Center for Mind/Brain Sciences, University of Trento Trento, Italy.
Front Psychol. 2011 Aug 23;2:198. doi: 10.3389/fpsyg.2011.00198. eCollection 2011.
The operations and processes that the human brain employs to achieve fast visual categorization remain a matter of debate. A first issue concerns the timing and place of rapid visual categorization and to what extent it can be performed with an early feed-forward pass of information through the visual system. A second issue involves the categorization of stimuli that do not reach visual awareness. There is disagreement over the degree to which these stimuli activate the same early mechanisms as stimuli that are consciously perceived. We employed continuous flash suppression (CFS), EEG recordings, and machine learning techniques to study visual categorization of seen and unseen stimuli. Our classifiers were able to predict from the EEG recordings the category of stimuli on seen trials but not on unseen trials. Rapid categorization of conscious images could be detected around 100 ms on the occipital electrodes, consistent with a fast, feed-forward mechanism of target detection. For the invisible stimuli, however, CFS eliminated all traces of early processing. Our results support the idea of a fast mechanism of categorization and suggest that this early categorization process plays an important role in later, more subtle categorizations, and perceptual processes.

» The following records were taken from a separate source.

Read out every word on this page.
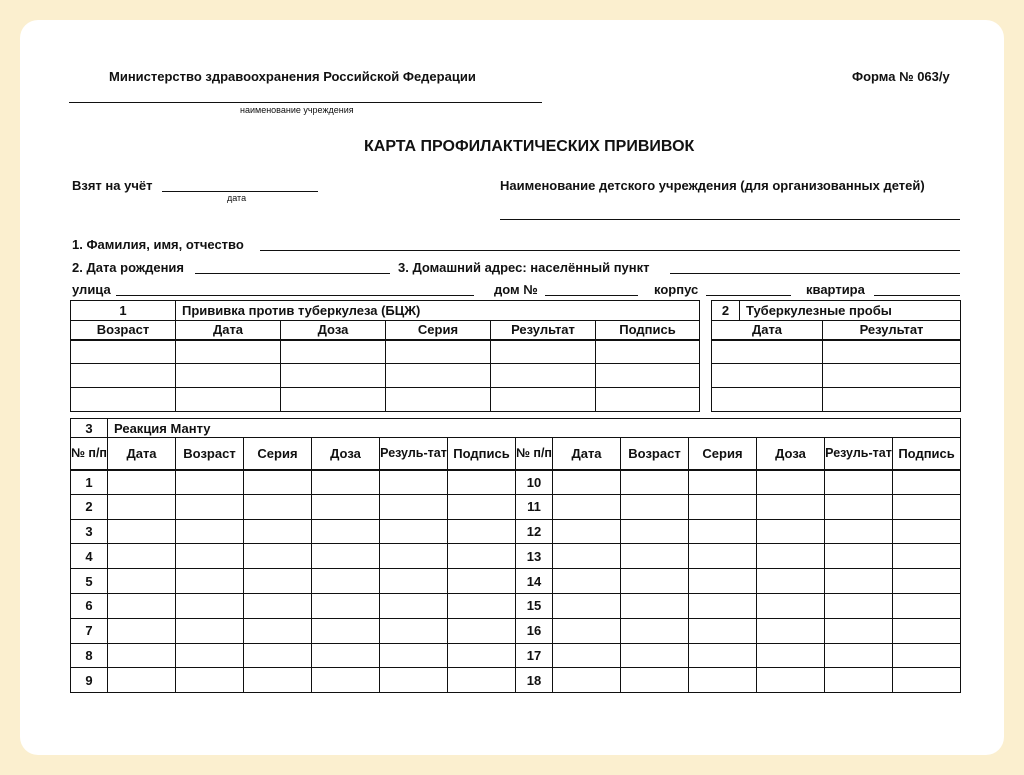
Министерство здравоохранения Российской Федерации	Форма № 063/у
наименование учреждения
КАРТА ПРОФИЛАКТИЧЕСКИХ ПРИВИВОК
Взят на учёт
дата
Наименование детского учреждения (для организованных детей)
1. Фамилия, имя, отчество
2. Дата рождения	3. Домашний адрес: населённый пункт
улица	дом №	корпус	квартира
1	Прививка против туберкулеза (БЦЖ)				
Возраст	Дата	Доза	Серия	Результат	Подпись

2	Туберкулезные пробы	
Дата		Результат

3	Реакция Манту												
№ п/п	Дата	Возраст	Серия	Доза	Резуль-тат	Подпись	№ п/п	Дата	Возраст	Серия	Доза	Резуль-тат	Подпись
1							10						
2							11						
3							12						
4							13						
5							14						
6							15						
7							16						
8							17						
9							18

人类大脑用于实现快速视觉分类的操作和过程仍然存在争议。第一个问题涉及快速视觉分类的时间和地点,以及信息是否可以通过视觉系统的早期前馈传递来完成。第二个问题涉及到未达到视觉意识的刺激的分类。对于这些刺激与被有意识感知的刺激激活相同的早期机制的程度存在分歧。我们使用连续闪光抑制 (CFS)、EEG 记录和机器学习技术来研究可见和不可见刺激的视觉分类。我们的分类器能够根据 EEG 记录预测可见试验中的刺激类别,但不能预测不可见试验中的刺激类别。在枕叶电极上,可以在 100 毫秒左右检测到有意识图像的快速分类,这与目标检测的快速前馈机制一致。然而,对于不可见的刺激,CFS 消除了所有早期处理的痕迹。我们的结果支持快速分类机制的观点,并表明这个早期的分类过程在后来更微妙的分类和感知过程中起着重要作用。